In 1796 Roscoe gave up legal practice, and toyed with the idea of going to the bar. Between 1793 and 1800 he paid much attention to agriculture, and helped to reclaim Chat Moss, near Manchester. He also succeeded in restoring to good order the affairs of a banking house in which his friend William Clark, then resident in Italy, was a partner. This led to his introduction to the business, which eventually proved disastrous. His translation of Luigi Tansillo's Nurse appeared in 1798, and went through several editions. It is dedicated in a sonnet to his wife, who had practised the precepts of the Italian poet.
The Life and Pontificate of Leo the Tenth appeared in 1805, and was a natural sequel to his previous work of history. The new work, whilst it maintained its author's fame, did not meet with so favourable a reception as the Life of Lorenzo. It was frequently reprinted, and the insertion of the Italian translation in the Index did not prevent its circulation even in the papal states. Roscoe was elected member of parliament for Liverpool in 1806, but the House of Commons was not for him, and at the dissolution in the following year he stood down. The commercial troubles of 1816 brought into difficulties the banking house with which he was connected, and forced the sale of his collection of books and pictures. It was on this occasion that he wrote the fine Sonnet on Parting with his Books.
Dr SH Spiker, the king of Prussia's librarian, visited Roscoe at this difficult time. Roscoe said he still desired to write a biography of Erasmus but lacked both leisure and youth. The project was never carried out. After five years struggling to discharge the liabilities of the bank, the action of a small number of creditors forced the partners into bankruptcy in 1820. For a time Roscoe was in danger of arrest, but ultimately he received honourable discharge.
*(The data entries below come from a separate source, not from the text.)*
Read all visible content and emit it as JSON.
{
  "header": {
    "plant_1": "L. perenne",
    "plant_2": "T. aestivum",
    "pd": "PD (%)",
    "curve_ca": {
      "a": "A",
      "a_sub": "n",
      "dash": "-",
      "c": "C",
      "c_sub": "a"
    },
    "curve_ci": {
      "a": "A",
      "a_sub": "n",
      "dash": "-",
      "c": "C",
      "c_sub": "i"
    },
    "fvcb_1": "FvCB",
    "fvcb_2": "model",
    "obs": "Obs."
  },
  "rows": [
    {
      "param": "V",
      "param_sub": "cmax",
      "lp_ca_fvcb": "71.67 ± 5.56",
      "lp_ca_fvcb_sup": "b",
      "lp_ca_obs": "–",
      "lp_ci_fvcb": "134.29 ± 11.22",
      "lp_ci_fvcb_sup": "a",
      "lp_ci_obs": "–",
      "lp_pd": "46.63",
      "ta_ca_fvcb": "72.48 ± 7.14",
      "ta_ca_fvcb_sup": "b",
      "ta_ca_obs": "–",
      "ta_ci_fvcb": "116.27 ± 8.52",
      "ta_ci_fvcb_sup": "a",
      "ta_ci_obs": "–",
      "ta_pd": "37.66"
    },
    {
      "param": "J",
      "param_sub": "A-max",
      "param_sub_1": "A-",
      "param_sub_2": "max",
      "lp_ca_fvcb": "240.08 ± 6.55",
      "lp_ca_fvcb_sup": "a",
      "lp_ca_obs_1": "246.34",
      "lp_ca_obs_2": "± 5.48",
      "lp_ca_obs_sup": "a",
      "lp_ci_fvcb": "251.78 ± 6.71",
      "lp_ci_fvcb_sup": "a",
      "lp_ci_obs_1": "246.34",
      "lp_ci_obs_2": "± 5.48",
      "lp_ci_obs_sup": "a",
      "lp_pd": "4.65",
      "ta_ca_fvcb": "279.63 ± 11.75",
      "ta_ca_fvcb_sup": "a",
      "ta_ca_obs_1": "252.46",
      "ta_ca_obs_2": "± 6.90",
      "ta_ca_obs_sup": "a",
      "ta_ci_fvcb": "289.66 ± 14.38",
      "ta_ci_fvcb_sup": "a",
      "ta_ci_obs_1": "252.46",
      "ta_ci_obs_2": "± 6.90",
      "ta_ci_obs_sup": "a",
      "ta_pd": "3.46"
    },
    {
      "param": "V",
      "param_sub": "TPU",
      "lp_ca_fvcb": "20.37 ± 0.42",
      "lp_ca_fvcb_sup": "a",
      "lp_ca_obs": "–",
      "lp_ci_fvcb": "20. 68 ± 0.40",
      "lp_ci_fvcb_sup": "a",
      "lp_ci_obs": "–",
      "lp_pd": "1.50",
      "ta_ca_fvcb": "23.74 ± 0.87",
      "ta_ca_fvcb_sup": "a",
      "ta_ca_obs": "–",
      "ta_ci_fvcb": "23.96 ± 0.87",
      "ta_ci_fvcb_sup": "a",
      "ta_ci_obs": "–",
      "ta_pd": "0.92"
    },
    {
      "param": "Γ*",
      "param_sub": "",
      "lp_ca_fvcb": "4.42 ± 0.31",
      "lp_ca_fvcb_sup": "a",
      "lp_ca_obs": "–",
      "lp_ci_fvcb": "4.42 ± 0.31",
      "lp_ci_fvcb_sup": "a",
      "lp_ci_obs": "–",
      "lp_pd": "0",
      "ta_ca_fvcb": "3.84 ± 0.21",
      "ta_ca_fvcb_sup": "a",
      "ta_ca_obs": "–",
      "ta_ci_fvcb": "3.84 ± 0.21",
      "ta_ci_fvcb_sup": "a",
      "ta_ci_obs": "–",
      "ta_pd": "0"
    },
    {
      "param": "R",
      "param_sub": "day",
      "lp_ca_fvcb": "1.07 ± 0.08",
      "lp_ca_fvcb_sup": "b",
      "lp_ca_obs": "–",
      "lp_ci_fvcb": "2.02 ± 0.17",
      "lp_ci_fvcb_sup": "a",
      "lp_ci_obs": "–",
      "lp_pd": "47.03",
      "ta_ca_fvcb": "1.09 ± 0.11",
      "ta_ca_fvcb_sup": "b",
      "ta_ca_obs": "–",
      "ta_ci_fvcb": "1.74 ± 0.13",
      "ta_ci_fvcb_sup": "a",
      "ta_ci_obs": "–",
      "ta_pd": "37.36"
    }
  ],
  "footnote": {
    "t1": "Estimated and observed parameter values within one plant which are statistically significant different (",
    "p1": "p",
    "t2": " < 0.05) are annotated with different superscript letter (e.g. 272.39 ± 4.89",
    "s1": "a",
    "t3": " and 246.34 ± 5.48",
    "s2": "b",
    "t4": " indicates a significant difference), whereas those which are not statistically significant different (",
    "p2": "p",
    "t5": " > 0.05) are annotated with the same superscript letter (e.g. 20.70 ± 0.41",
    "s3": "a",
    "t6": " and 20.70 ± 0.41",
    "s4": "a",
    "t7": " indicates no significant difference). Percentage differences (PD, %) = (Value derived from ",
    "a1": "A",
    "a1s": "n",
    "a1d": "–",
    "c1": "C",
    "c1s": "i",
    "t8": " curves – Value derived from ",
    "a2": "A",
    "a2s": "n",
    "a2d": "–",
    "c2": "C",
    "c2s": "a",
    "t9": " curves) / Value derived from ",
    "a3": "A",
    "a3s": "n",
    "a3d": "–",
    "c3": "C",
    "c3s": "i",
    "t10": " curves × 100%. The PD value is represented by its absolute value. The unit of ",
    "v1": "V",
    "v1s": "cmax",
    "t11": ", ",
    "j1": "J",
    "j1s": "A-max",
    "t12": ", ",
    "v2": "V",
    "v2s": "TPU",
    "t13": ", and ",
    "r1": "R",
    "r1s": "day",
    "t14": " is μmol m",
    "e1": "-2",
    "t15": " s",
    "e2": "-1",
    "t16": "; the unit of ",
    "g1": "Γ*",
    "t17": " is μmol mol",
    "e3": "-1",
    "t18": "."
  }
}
On the dispersal of his library, the volumes most useful to him were secured by friends and placed in the Liverpool Athenaeum. The sum of £2500 was also invested for his benefit.
Having now resigned commercial pursuits entirely, he found a pleasant task in the arrangement of the great library at Holkham, the property of his friend Thomas Coke. In 1822 he issued an appendix of illustrations to his Lorenzo and also a Memoir of Richard Robert Jones of Aberdaron, a remarkable self-taught linguist. The year 1824 was memorable for the death of his wife and the publication of his edition of the works of Alexander Pope, which involved him in a controversy with William Lisle Bowles. His versatility was shown by the appearance of a folio monograph on the Monandrian Plants, which was published in 1828. The last part came out after his recovery from a stroke.
Roscoe showed considerable moral courage as well as devotion to study. He had many friends. Posterity is not likely to endorse the verdict of Horace Walpole, who thought Roscoe the best of our historians, but his books on Lorenzo de' Medici and Pope Leo X remained important contributions to historical literature. In addition to these, Roscoe wrote tracts on penal jurisprudence, and contributed to the Transactions of the Royal Society of Literature and of the Linijean Society. The first collected edition of his Poetical Works was published in 1857, and is sadly incomplete, omitting, with other verses known to be from his pen, the Butterfly's Ball, a fantasy, which has charmed thousands of children since it appeared in 1807. Other verses are in Poems for Youth, by a Family Circle (1820).
The Life by his son Henry Roscoe (2 vols., London, 1833) contains full details of Roscoe's career, and there are references to him in the Autobiographical Sketches of De Quincey, and in Washington Irving's Sketch Book.